The present case involved an anomalous tibial component of the biceps femoris tendon, as also seen in previous cases [3, 8]. However, in contrast to the previous cases, resection of the anomalous tibial insertion alone did not remove snapping and additional resection of the anterior arm was necessary to resolve the snapping. Therefore, snapping may have been caused by anterior arm insertion of the biceps femoris tendon, in addition to anomalous tibial insertion.

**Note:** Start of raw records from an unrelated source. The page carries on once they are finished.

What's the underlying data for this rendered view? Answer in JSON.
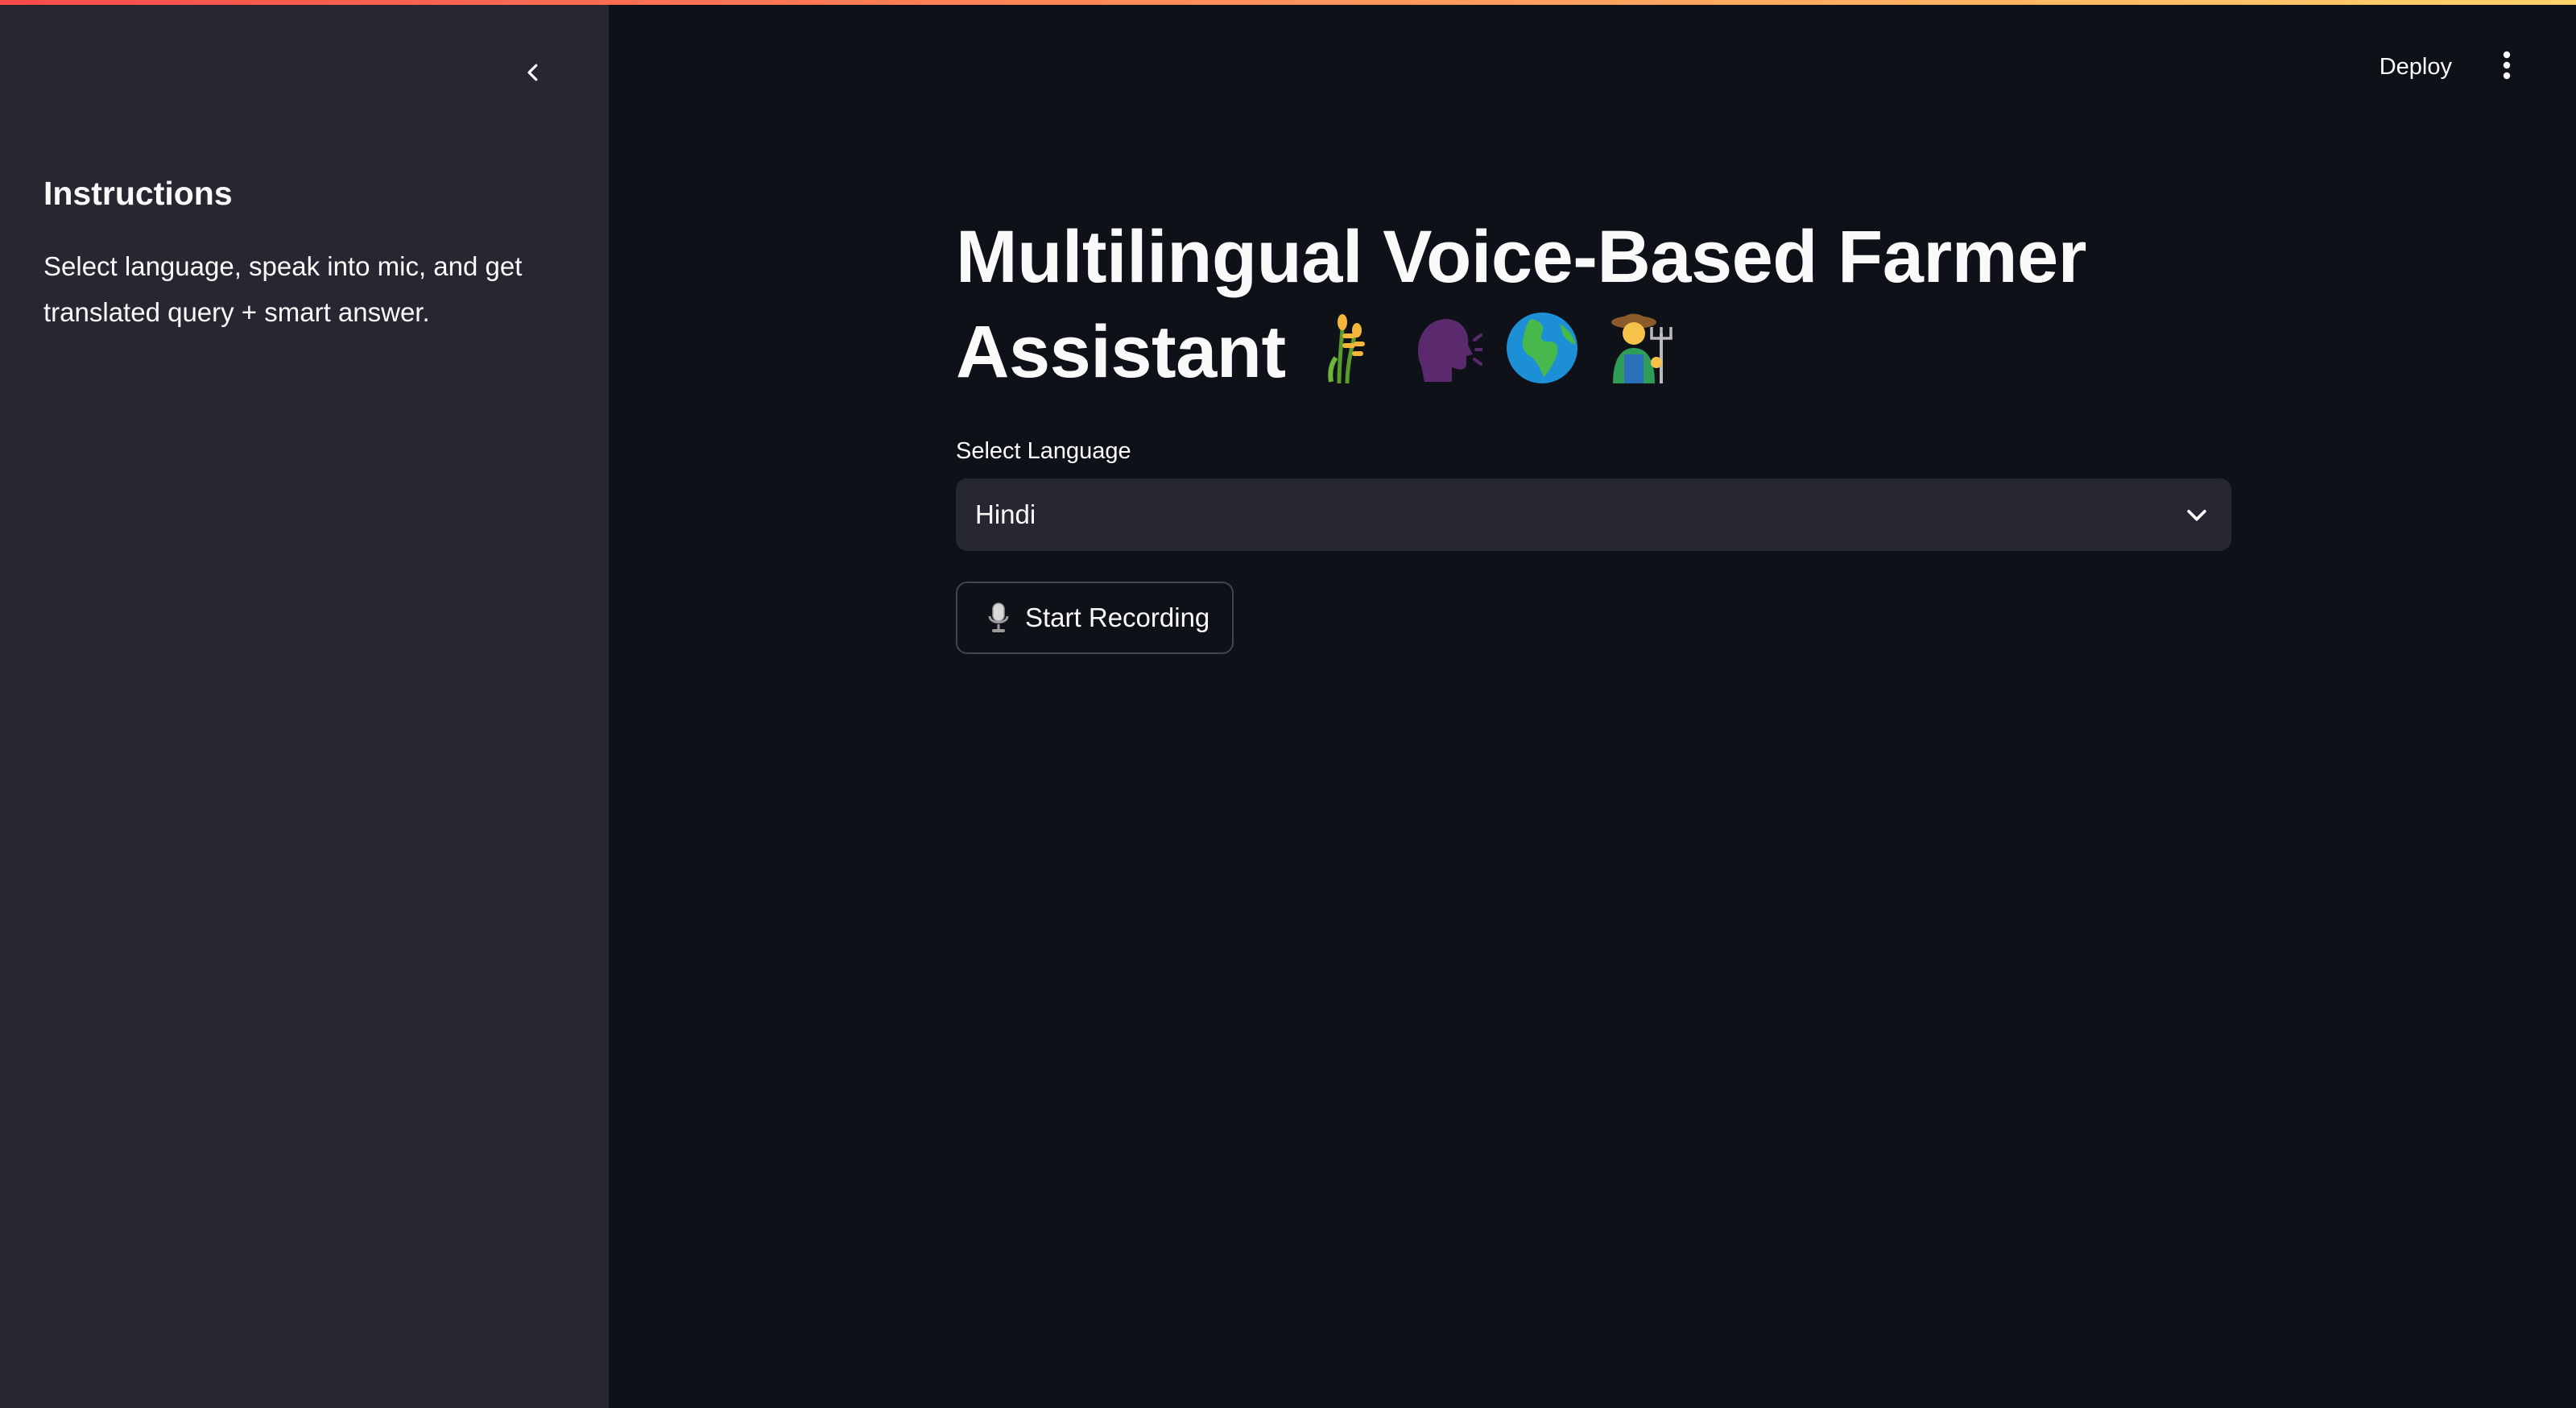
{
  "header": {
    "deploy_label": "Deploy",
    "menu_icon": "vertical-dots-icon"
  },
  "sidebar": {
    "collapse_icon": "chevron-left-icon",
    "heading": "Instructions",
    "text": "Select language, speak into mic, and get translated query + smart answer."
  },
  "main": {
    "title": "Multilingual Voice-Based Farmer Assistant",
    "title_emojis": [
      "sheaf-of-rice-icon",
      "speaking-head-icon",
      "globe-africa-europe-icon",
      "farmer-icon"
    ],
    "language": {
      "label": "Select Language",
      "selected": "Hindi"
    },
    "record_button": {
      "icon": "microphone-icon",
      "label": "Start Recording"
    }
  },
  "colors": {
    "background": "#0e1117",
    "sidebar_background": "#262730",
    "text": "#fafafa",
    "accent_gradient": [
      "#ff4b4b",
      "#ffd26a"
    ]
  }
}
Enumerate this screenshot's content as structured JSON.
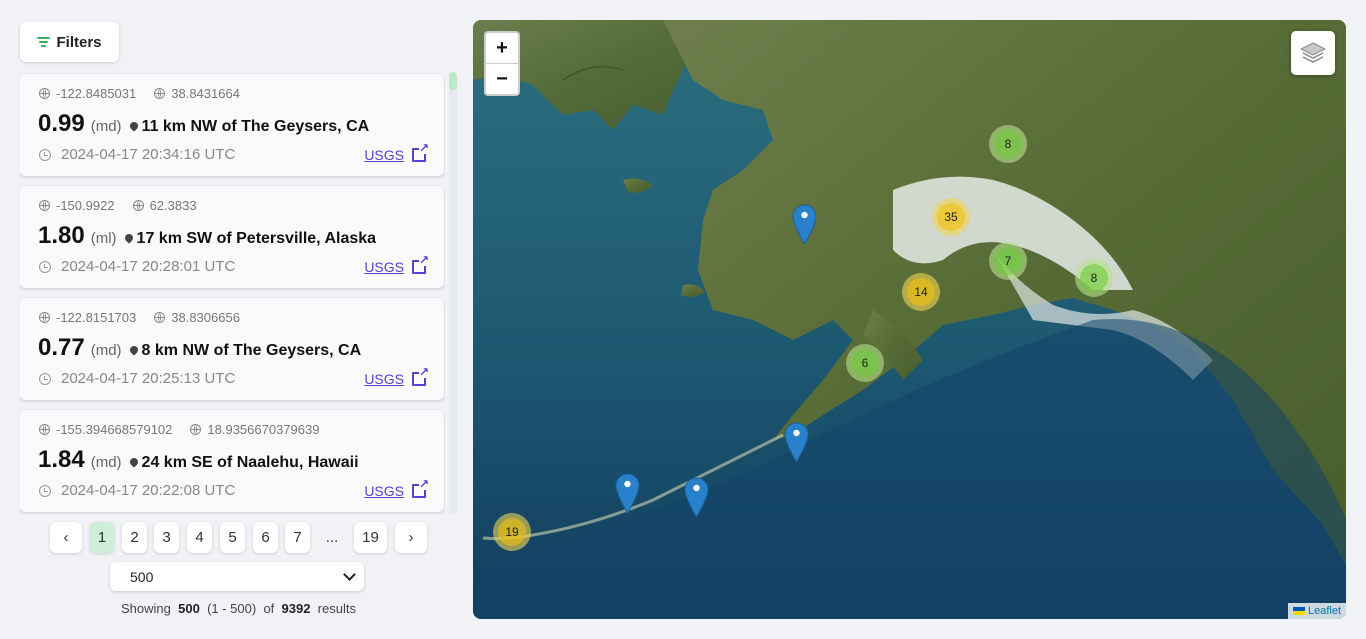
{
  "filters": {
    "label": "Filters",
    "icon": "filter-icon"
  },
  "events": [
    {
      "lon": "-122.8485031",
      "lat": "38.8431664",
      "mag": "0.99",
      "magtype": "(md)",
      "place": "11 km NW of The Geysers, CA",
      "time": "2024-04-17 20:34:16 UTC",
      "source": "USGS"
    },
    {
      "lon": "-150.9922",
      "lat": "62.3833",
      "mag": "1.80",
      "magtype": "(ml)",
      "place": "17 km SW of Petersville, Alaska",
      "time": "2024-04-17 20:28:01 UTC",
      "source": "USGS"
    },
    {
      "lon": "-122.8151703",
      "lat": "38.8306656",
      "mag": "0.77",
      "magtype": "(md)",
      "place": "8 km NW of The Geysers, CA",
      "time": "2024-04-17 20:25:13 UTC",
      "source": "USGS"
    },
    {
      "lon": "-155.394668579102",
      "lat": "18.9356670379639",
      "mag": "1.84",
      "magtype": "(md)",
      "place": "24 km SE of Naalehu, Hawaii",
      "time": "2024-04-17 20:22:08 UTC",
      "source": "USGS"
    }
  ],
  "pagination": {
    "prev": "‹",
    "next": "›",
    "pages": [
      "1",
      "2",
      "3",
      "4",
      "5",
      "6",
      "7",
      "...",
      "19"
    ],
    "active": "1"
  },
  "page_size": {
    "selected": "500"
  },
  "summary": {
    "showing": "Showing",
    "count": "500",
    "range": "(1 - 500)",
    "of": "of",
    "total": "9392",
    "results": "results"
  },
  "map": {
    "zoom_in": "+",
    "zoom_out": "−",
    "attribution": "Leaflet",
    "clusters": [
      "8",
      "35",
      "7",
      "8",
      "14",
      "6",
      "19"
    ],
    "colors": {
      "cluster_green": "#6ecc39",
      "cluster_yellow": "#f0c20c",
      "marker": "#2a81cb",
      "water": "#1f5f74",
      "land": "#5a6f3a"
    }
  }
}
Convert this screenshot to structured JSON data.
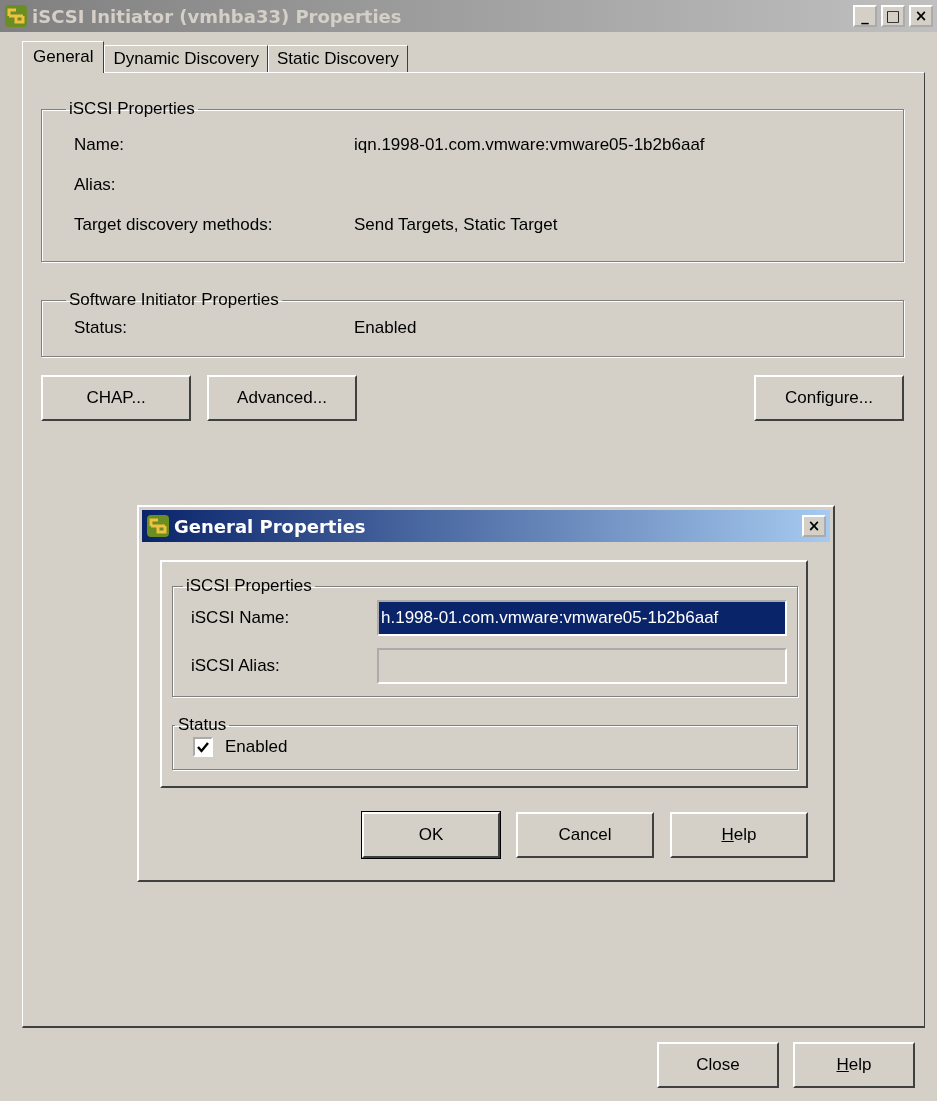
{
  "window": {
    "title": "iSCSI Initiator (vmhba33) Properties",
    "controls": [
      "_",
      "□",
      "×"
    ]
  },
  "tabs": [
    {
      "label": "General",
      "selected": true
    },
    {
      "label": "Dynamic Discovery",
      "selected": false
    },
    {
      "label": "Static Discovery",
      "selected": false
    }
  ],
  "iscsi_properties": {
    "title": "iSCSI Properties",
    "rows": [
      {
        "label": "Name:",
        "value": "iqn.1998-01.com.vmware:vmware05-1b2b6aaf"
      },
      {
        "label": "Alias:"
      },
      {
        "label": "Target discovery methods:",
        "value": "Send Targets, Static Target"
      }
    ]
  },
  "software_initiator": {
    "title": "Software Initiator Properties",
    "rows": [
      {
        "label": "Status:",
        "value": "Enabled"
      }
    ]
  },
  "left_actions": [
    {
      "label": "CHAP..."
    },
    {
      "label": "Advanced..."
    }
  ],
  "right_actions": [
    {
      "label": "Configure..."
    }
  ],
  "dialog": {
    "title": "General Properties",
    "close": "×",
    "iscsi_properties": {
      "title": "iSCSI Properties",
      "fields": [
        {
          "label": "iSCSI Name:",
          "value": "h.1998-01.com.vmware:vmware05-1b2b6aaf",
          "selected": true,
          "disabled": false
        },
        {
          "label": "iSCSI Alias:",
          "disabled": true
        }
      ]
    },
    "status": {
      "title": "Status",
      "checkbox": {
        "label": "Enabled",
        "checked": true
      }
    },
    "buttons": [
      {
        "label": "OK",
        "default": true,
        "underline_first": false
      },
      {
        "label": "Cancel",
        "default": false,
        "underline_first": false
      },
      {
        "label": "Help",
        "default": false,
        "underline_first": true
      }
    ]
  },
  "footer_buttons": [
    {
      "label": "Close",
      "underline_first": false
    },
    {
      "label": "Help",
      "underline_first": true
    }
  ]
}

In a case of snapping knee due to semitendinosus and gracilis tendons, in contrast to the biceps femoris tendon, Karataglis et al. [7] reported a good outcome without functional loss after tenotomy and resection of the tendons, which are also hamstrings and medial stabilizers of the knee. The biceps femoris is the strongest hamstring responsible for knee flexion and external rotation and plays an important role in knee stabilization, making it necessary to repair the resected tendons firmly for the prevention of tendon rupture. In repair of the biceps femoris tendon, Kissenberth and Wilckens [8] and Bernhardson and LaPrade [4] described reattachment of resected or injured tendons on the fibular head using bone suture anchors. Recently, Tsai et al. [12] have described a strong repair technique for a ruptured biceps femoris tendon using a suture anchor and reverse fascia flap. In the present case, the resected components were sutured with stitches only directly against the periosteum and direct arm on the posterolateral portion of the fibular head, whereas firm fixation of the resected tendons using a suture anchor may have been preferable.

Conclusions

Operative management for this condition primarily includes the repositioning of the snapping tendon and partial resection of the fibular head. In a case with no fibular head deformity, resection of the snapping tendon is technically straightforward and repositioning on the posterolateral fibular head should resolve the symptoms of pain and snapping effectively.